The emerging realisation that things like state failure and BEE have something in common is fertile ground for judicial review. Recent, highly critical remarks by Chief Justice Raymond Zondo in his state capture report, on how transformation-based procurement comes at the expense of value-for-money based procurement, is an excellent example.

There will be set-backs along the way, but there are crucial victories to be had and we should seize on all of them.

A strategy that extends beyond litigation

As much as it holds promise, litigation also has its limits. State courts everywhere always have to contend with dominant ideological currents – they are, after all, part of the state. Normally, one should not ask more of the courts than they can be expected to give.

What complicates the matter in South Africa is the accelerating phenomenon of state failure, a process whereby organs of state implode to such an extent that they lose all executive capability. Nominally, they and their rules still exist, but in practice they have ceased to be of consequence. We are already seeing some of this in several local municipalities in South Africa, but there is much more to come. Since law cannot require the impossible, there is no use in imploring the court to order the dead entities back to life.

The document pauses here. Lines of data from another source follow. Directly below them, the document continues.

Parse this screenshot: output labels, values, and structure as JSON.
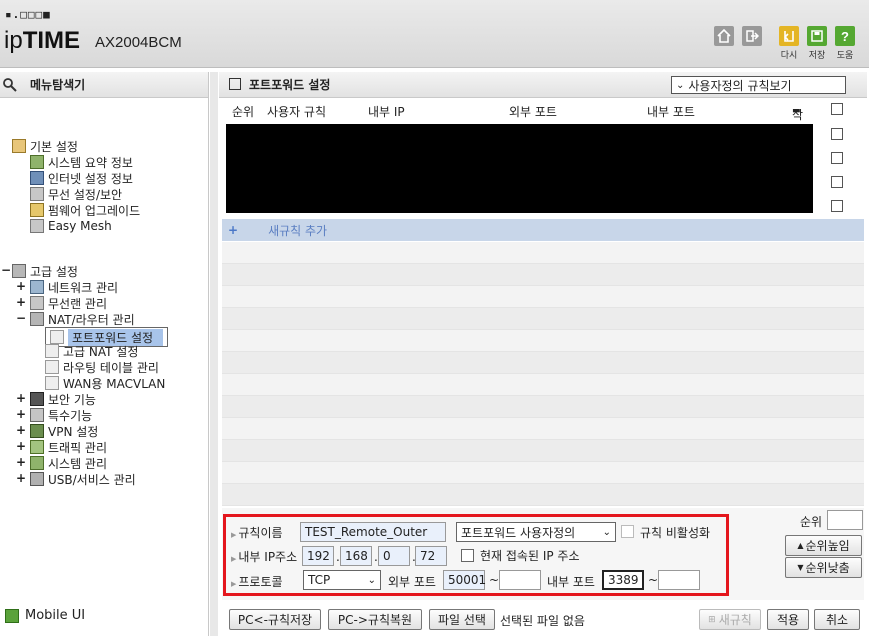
{
  "header": {
    "brand_dots": "▪.□□□■",
    "brand_prefix": "ip",
    "brand_bold": "TIME",
    "model": "AX2004BCM",
    "toolbar": {
      "exit_label": "다시",
      "save_label": "저장",
      "help_label": "도움"
    }
  },
  "sidebar": {
    "title": "메뉴탐색기",
    "basic": {
      "label": "기본 설정",
      "items": [
        "시스템 요약 정보",
        "인터넷 설정 정보",
        "무선 설정/보안",
        "펌웨어 업그레이드",
        "Easy Mesh"
      ]
    },
    "advanced": {
      "label": "고급 설정",
      "items": [
        "네트워크 관리",
        "무선랜 관리",
        "NAT/라우터 관리"
      ],
      "nat_children": [
        "포트포워드 설정",
        "고급 NAT 설정",
        "라우팅 테이블 관리",
        "WAN용 MACVLAN"
      ],
      "more_items": [
        "보안 기능",
        "특수기능",
        "VPN 설정",
        "트래픽 관리",
        "시스템 관리",
        "USB/서비스 관리"
      ]
    },
    "mobile_ui": "Mobile UI"
  },
  "main": {
    "title": "포트포워드 설정",
    "view_select": "사용자정의 규칙보기",
    "columns": {
      "order": "순위",
      "user_rule": "사용자 규칙",
      "internal_ip": "내부 IP",
      "external_port": "외부 포트",
      "internal_port": "내부 포트",
      "delete": "삭제"
    },
    "new_rule": "새규칙 추가"
  },
  "form": {
    "rule_name_label": "규칙이름",
    "rule_name_value": "TEST_Remote_Outer",
    "rule_type_value": "포트포워드 사용자정의",
    "disable_rule_label": "규칙 비활성화",
    "internal_ip_label": "내부 IP주소",
    "ip": [
      "192",
      "168",
      "0",
      "72"
    ],
    "current_ip_label": "현재 접속된 IP 주소",
    "protocol_label": "프로토콜",
    "protocol_value": "TCP",
    "external_port_label": "외부 포트",
    "external_port_from": "50001",
    "external_port_to": "",
    "internal_port_label": "내부 포트",
    "internal_port_from": "3389",
    "internal_port_to": "",
    "tilde": "~",
    "order_label": "순위",
    "order_value": "",
    "raise_button": "순위높임",
    "lower_button": "순위낮춤"
  },
  "bottom": {
    "backup_button": "PC<-규칙저장",
    "restore_button": "PC->규칙복원",
    "file_button": "파일 선택",
    "file_status": "선택된 파일 없음",
    "new_rule_button": "새규칙",
    "apply_button": "적용",
    "cancel_button": "취소"
  }
}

The continued weakening of the state apparatus in coming years will leave vacuums of power and authority, but not for long. Again, as we have seen in failing local municipalities, these vacuums will be filled either by gangsters set on sectional interests or by strong, capable, and respectable organisations serving the common good.

The upside to state failure is that the state’s ability to enforce harmful policies, such as race-based prescriptions to businesses, is likely to decline. The downside is that if we do not out-organise the gangsters, they will end up in charge.

Sakeliga’s strategy therefore extends beyond litigation: to filling the economically relevant vacuums left by state failure with an array of alternative and independent economic institutions. We do not seek to restore order and prosperity by fighting constantly with the state. Rather, we aim to establish structures for commercial order and governance many times more conducive to flourishing business than failing state structures. We believe this requires a network of chambers of commerce, digital economic platforms, dispute resolution, international relations, co-ordinated security, and much more.

In the end, Sakeliga exists because we consider it the deepest duty of businesspeople to create a favourable environment for business in all communities in which we operate. The duty is ours, not the state’s or anyone else’s. We will fulfil it by becoming an ever stronger and more independent business community, with an ethos of creating value, and personal and social flourishing, through business.